Белые цветы - Абсалямов Абдурахман Сафиевич. Страница 61

Хатира была на кухне, и Гульшагида, в каком-то забытьи, одна слушала игру. Перед ее глазами вставали то Акъяр, то улицы Москвы, то гостиница «Юность», где она жила вместе с другими делегатами, то высотное здание Московского университета, залитое вечером огнями и похожее на волшебный дворец. Вот она будто сидит в зале Кремлевского Дворца съездов. А вот, закутанная в тулуп, сидит в кошевке, возвращается из райцентра в Акъяр. Аглетдин-бабай, понукая лошадь, кричит протяжно, по дорожному грустно: «Эге-гей, гляди-ка-а!» Голосу его вторит колоколец под дугой.

Гульшагида подсела ближе к Асии. Девушка все играла, сменяя одну грустную мелодию другой, словно рассказывая о своих глубоко скрытых тайнах. «Где же ее моряк Ильдар? — опять невольно подумала Гульшагида. — И зачем ходит сюда Салах? Сегодня они, может, вместе были? Как относится к нему Асия? Догадывается ли она, что представляет собою Салах?..

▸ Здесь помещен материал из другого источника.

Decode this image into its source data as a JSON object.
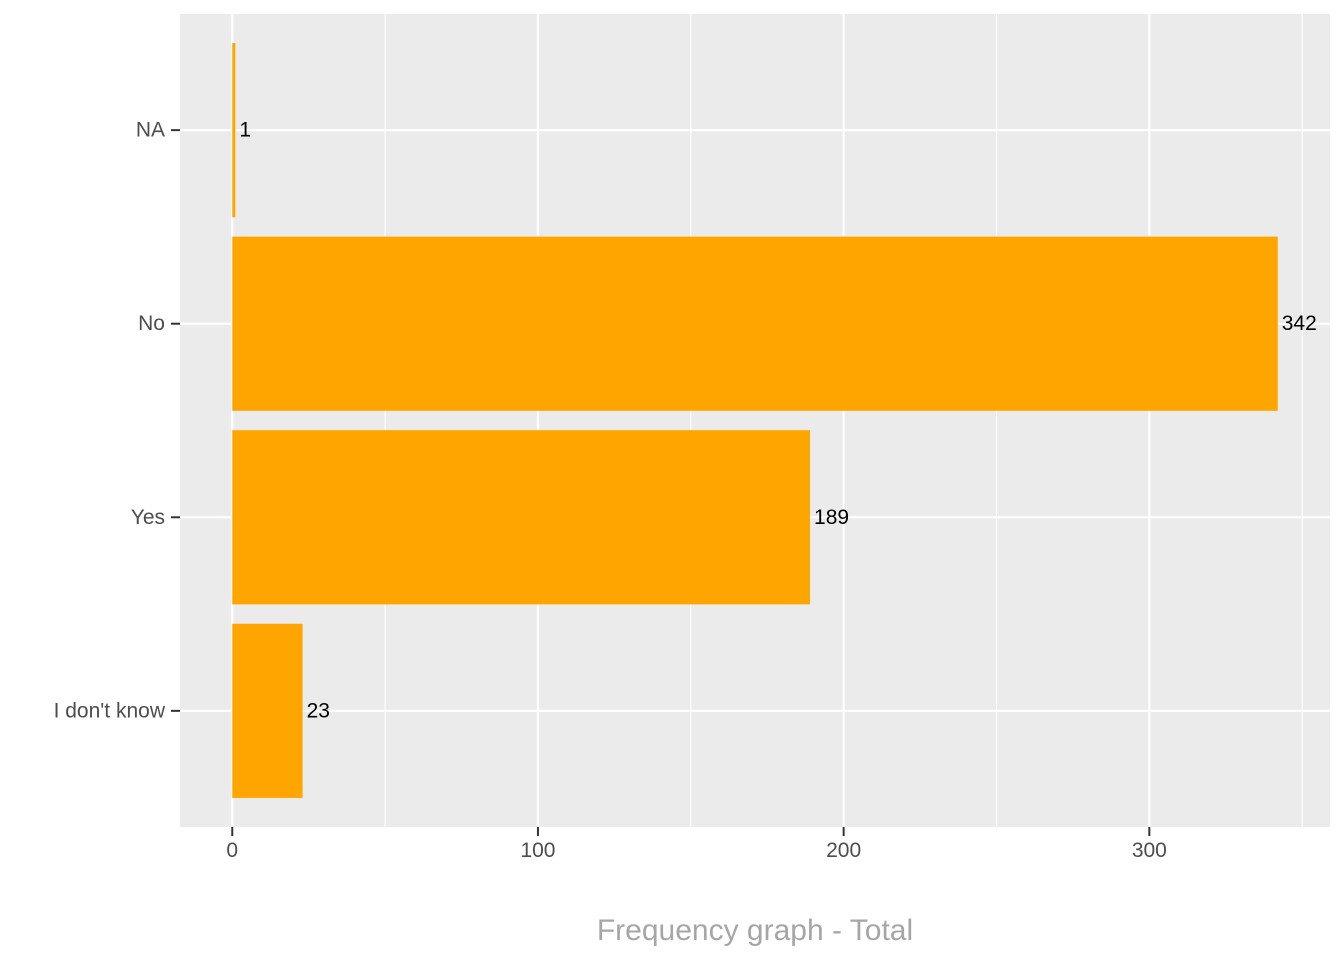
{
  "chart_data": {
    "type": "bar",
    "orientation": "horizontal",
    "categories": [
      "I don't know",
      "Yes",
      "No",
      "NA"
    ],
    "values": [
      23,
      189,
      342,
      1
    ],
    "data_labels": [
      "23",
      "189",
      "342",
      "1"
    ],
    "xlabel": "Frequency graph - Total",
    "ylabel": "",
    "xlim": [
      -17.1,
      359.1
    ],
    "x_ticks": [
      0,
      100,
      200,
      300
    ],
    "x_tick_labels": [
      "0",
      "100",
      "200",
      "300"
    ],
    "grid": true,
    "legend": "none",
    "colors": {
      "bar": "#FFA500",
      "panel": "#EBEBEB",
      "grid": "#FFFFFF",
      "tick_text": "#4D4D4D",
      "axis_title": "#A6A6A6",
      "data_label": "#000000"
    }
  }
}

Но вот гармонь умолкла. Выждав минуту, Гульшагида спросила девушку:

— Отчего ты порой такая грустная?

И Асия, не таясь, открылась ей:

— Очень тяжело мне, Гульшагида-апа, трудно жить одними письмами. А в последнее время и писем нет. Вот уже три месяца… Может, опять плавает мой Ильдар где-нибудь подо льдами океана. У него ведь очень трудная служба. А если мы всю жизнь будем в разлуке?.. Как подумаю — ужас берет!.. Почему, Гульшагида-апа, к одним счастье приходит так легко, а к другим…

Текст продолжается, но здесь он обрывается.